A priori, one must recognise that when the backdrop changes, policies and people have to change to adjust to the new reality. Those who refuse to change with changing times, stagnate and are left behind. This is so loud and clear since the beginning of economic reforms in 1991. In that context, it may be noted that by September-end, the FCI would be saddled with grain stocks of about 75 million metric tonnes (MT), against a buffer stock norm of 30.8 million MT, as on October 1. In June, these stocks had touched unprecedented levels of 97 million MT, way beyond the storage capacity of the FCI. Besides this overflowing granary, the country also has bulging foreign exchange reserves touching $540 billion, up from meagre $1.1 billion in June 1991. Therefore, wisdom lies in rethinking our policies and inviting a greater role for private trade. These three laws — the Farmers Produce Trade and Commerce (Promotion and Facilitation) Act, 2020 (FPTC); Farmers (Empowerment and Protection) Agreement on Price Assurance and Farm Services Act, 2020 (FAPAFS); and Essential Commodities (Amendment) Act, 2020 (ECA) — attempt to do precisely that. Their objective is to invite private participants and create competition with the existing system of APMC markets, without demolishing the latter. It would bring down the costs of intermediation, give better choices to farmers, and thus improve their price realisation. Those who don’t want to avail of the alternative system being conceived may keep going to APMC mandis and selling their produce (wheat and rice) at MSP.
But both the ruling and Opposition parties in Punjab don’t believe this. First, they fear that Punjab will gradually lose its revenue from mandi fee and cess, which is 6 per cent of the value of farm produce procured by state agencies on behalf of the FCI (amounting to roughly Rs 3,500 cr). Second, arhtiyas fear that their commission of 2.5 per cent will be under pressure from competition outside the market yard. It is worth remembering that this commission plus mandi fee plus cess, which in total is about 8.5 per cent, used to be 14.5 per cent before the GST reforms came. Punjab had the highest levies in the country and was simply garnering resources by fleecing the FCI. And much of these fees and cess are not audited by CAG as it is not a part of the regular budget, and therefore gives a lot of discretion to political masters to use it the way they like. No doubt, quite a sizeable part of this went to build rural roads connecting villages to mandis, but today, Punjab has achieved all the infrastructure needed to link farmers to markets.

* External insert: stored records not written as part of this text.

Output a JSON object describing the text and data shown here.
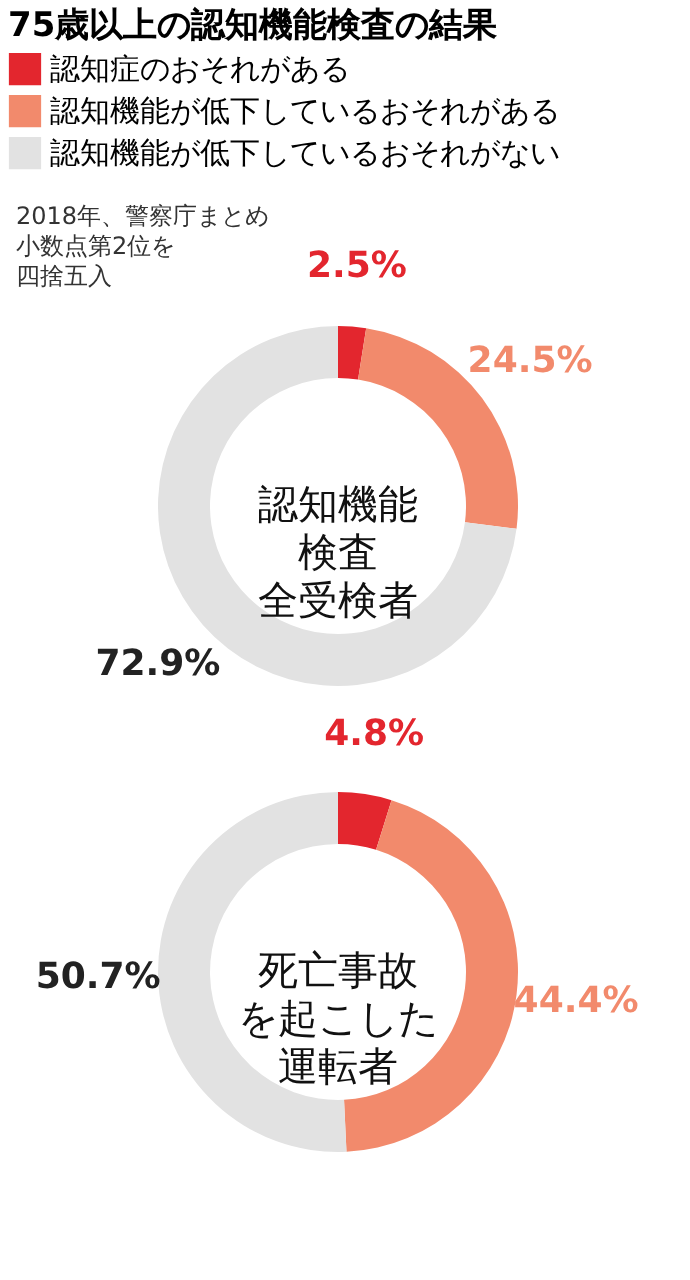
{
  "chart_data": [
    {
      "type": "donut",
      "title": "75歳以上の認知機能検査の結果",
      "legend": "top",
      "categories": [
        "認知症のおそれがある",
        "認知機能が低下しているおそれがある",
        "認知機能が低下しているおそれがない"
      ],
      "values": [
        2.5,
        24.5,
        72.9
      ],
      "colors": [
        "#e3262e",
        "#f28a6c",
        "#e2e2e2"
      ],
      "value_labels": [
        "2.5%",
        "24.5%",
        "72.9%"
      ],
      "annotations": [
        "2018年、警察庁まとめ小数点第2位を四捨五入",
        "認知機能検査全受検者"
      ]
    },
    {
      "type": "donut",
      "values": [
        4.8,
        44.4,
        50.7
      ],
      "colors": [
        "#e3262e",
        "#f28a6c",
        "#e2e2e2"
      ],
      "value_labels": [
        "4.8%",
        "44.4%",
        "50.7%"
      ],
      "annotations": [
        "死亡事故を起こした運転者"
      ]
    }
  ]
}
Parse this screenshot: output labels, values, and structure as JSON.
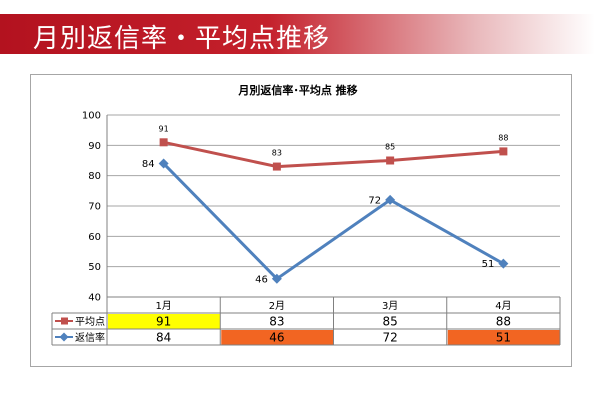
{
  "banner": {
    "title": "月別返信率・平均点推移"
  },
  "chart_data": {
    "type": "line",
    "title": "月別返信率･平均点 推移",
    "categories": [
      "1月",
      "2月",
      "3月",
      "4月"
    ],
    "ylim": [
      40,
      100
    ],
    "yticks": [
      40,
      50,
      60,
      70,
      80,
      90,
      100
    ],
    "grid": true,
    "legend": "data-table",
    "series": [
      {
        "name": "平均点",
        "values": [
          91,
          83,
          85,
          88
        ],
        "color": "#c0504d",
        "marker": "square",
        "table_values": [
          "91",
          "83",
          "85",
          "88"
        ]
      },
      {
        "name": "返信率",
        "values": [
          84,
          46,
          72,
          51
        ],
        "color": "#4f81bd",
        "marker": "diamond",
        "table_values": [
          "84",
          "46",
          "72",
          "51"
        ]
      }
    ],
    "table_highlights": {
      "平均点": [
        "#ffff00",
        null,
        null,
        null
      ],
      "返信率": [
        null,
        "#f26522",
        null,
        "#f26522"
      ]
    }
  }
}
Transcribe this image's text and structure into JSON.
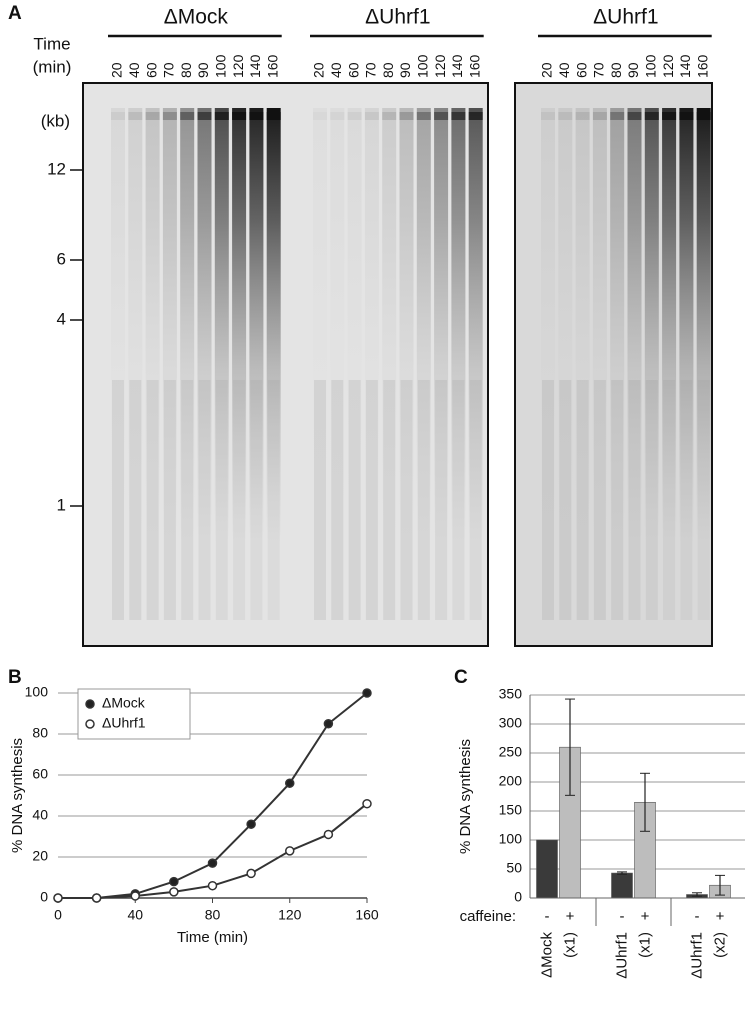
{
  "figure": {
    "panel_labels": [
      "A",
      "B",
      "C"
    ],
    "gel": {
      "time_label": "Time",
      "time_unit": "(min)",
      "groups": [
        "ΔMock",
        "ΔUhrf1",
        "ΔUhrf1"
      ],
      "lanes": [
        20,
        40,
        60,
        70,
        80,
        90,
        100,
        120,
        140,
        160
      ],
      "size_unit": "(kb)",
      "size_markers": [
        12,
        6,
        4,
        1
      ]
    }
  },
  "chart_data": [
    {
      "type": "line",
      "x_label": "Time (min)",
      "y_label": "% DNA synthesis",
      "x": [
        0,
        20,
        40,
        60,
        80,
        100,
        120,
        140,
        160
      ],
      "series": [
        {
          "name": "ΔMock",
          "color": "#333333",
          "marker_fill": "#222222",
          "values": [
            0,
            0,
            2,
            8,
            17,
            36,
            56,
            85,
            100
          ]
        },
        {
          "name": "ΔUhrf1",
          "color": "#333333",
          "marker_fill": "#ffffff",
          "values": [
            0,
            0,
            1,
            3,
            6,
            12,
            23,
            31,
            46
          ]
        }
      ],
      "xlim": [
        0,
        160
      ],
      "ylim": [
        0,
        100
      ],
      "xticks": [
        0,
        40,
        80,
        120,
        160
      ],
      "yticks": [
        0,
        20,
        40,
        60,
        80,
        100
      ],
      "grid": true,
      "legend": "upper left"
    },
    {
      "type": "bar",
      "y_label": "% DNA synthesis",
      "group_label": "caffeine:",
      "categories": [
        "ΔMock",
        "ΔUhrf1",
        "ΔUhrf1"
      ],
      "category_notes": [
        "(x1)",
        "(x1)",
        "(x2)"
      ],
      "series": [
        {
          "name": "-",
          "color": "#3a3a3a",
          "values": [
            100,
            43,
            6
          ],
          "errors": [
            0,
            2,
            3
          ]
        },
        {
          "name": "+",
          "color": "#bdbdbd",
          "values": [
            260,
            165,
            22
          ],
          "errors": [
            83,
            50,
            17
          ]
        }
      ],
      "ylim": [
        0,
        350
      ],
      "yticks": [
        0,
        50,
        100,
        150,
        200,
        250,
        300,
        350
      ],
      "grid": true
    }
  ]
}
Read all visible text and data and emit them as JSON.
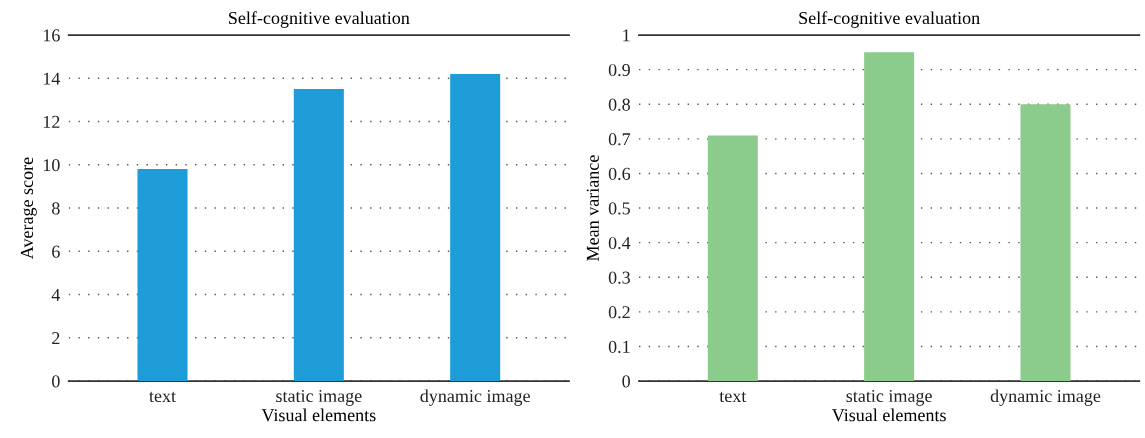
{
  "chart_data": [
    {
      "type": "bar",
      "title": "Self-cognitive evaluation",
      "xlabel": "Visual elements",
      "ylabel": "Average score",
      "categories": [
        "text",
        "static image",
        "dynamic image"
      ],
      "values": [
        9.8,
        13.5,
        14.2
      ],
      "color": "#1e9cd7",
      "ylim": [
        0,
        16
      ],
      "yticks": [
        0,
        2,
        4,
        6,
        8,
        10,
        12,
        14,
        16
      ],
      "grid": "y"
    },
    {
      "type": "bar",
      "title": "Self-cognitive evaluation",
      "xlabel": "Visual elements",
      "ylabel": "Mean variance",
      "categories": [
        "text",
        "static image",
        "dynamic image"
      ],
      "values": [
        0.71,
        0.95,
        0.8
      ],
      "color": "#8bcb8b",
      "ylim": [
        0,
        1
      ],
      "yticks": [
        0,
        0.1,
        0.2,
        0.3,
        0.4,
        0.5,
        0.6,
        0.7,
        0.8,
        0.9,
        1
      ],
      "grid": "y"
    }
  ]
}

The need of the hour is to be competitive and attract investments in food processing and building efficient supply chains for exports. But if the private trade, say processors or exporters, have to pay MSP plus 8.5 per cent, say on wheat, the very first day they will be out of business. So, investors would go to other states that create an investment climate in line with these laws, say to Uttar Pradesh or Haryana or Madhya Pradesh. Punjab would then lose on employment in food processing industry, and the concomitant GST on that. Punjab needs to weigh its options carefully, whether to remain stuck with wheat and rice and the MSP system, or move forward towards diversification to more high-value crops and food processing.
That reminds me of Prof SS Johl, who raised the voice in the late 1980s that it was time for Punjab to move towards high-value crops. But Punjab did not heed that wise advice. This system of wheat and rice is now playing havoc with the fast-depleting water table, which is accentuated by free power and open-ended procurement, especially of paddy. Stubble burning has emerged as another cause for concern.
In the country as a whole, only 6 per cent farmers benefited from the MSP regime, as per an NSSO report. Obviously, the majority was from Punjab. That dissuaded Punjab to diversify towards high-value crops. Punjab farmers’ income may be high compared to the all India average, but that is primarily because the holding size in Punjab is 3.62 hectares vis-à-vis 1.08 hectares at the all-India level.
Interestingly, on the basis of agri-GDP per hectare of the gross cropped area, Punjab’s ranking is way below. States such as Andhra Pradesh, Tamil Nadu, Kerala, West Bengal, Himachal Pradesh, Uttarakhand, and even Jharkhand are better off in terms of value creation in agriculture. Time for Punjab to wake up!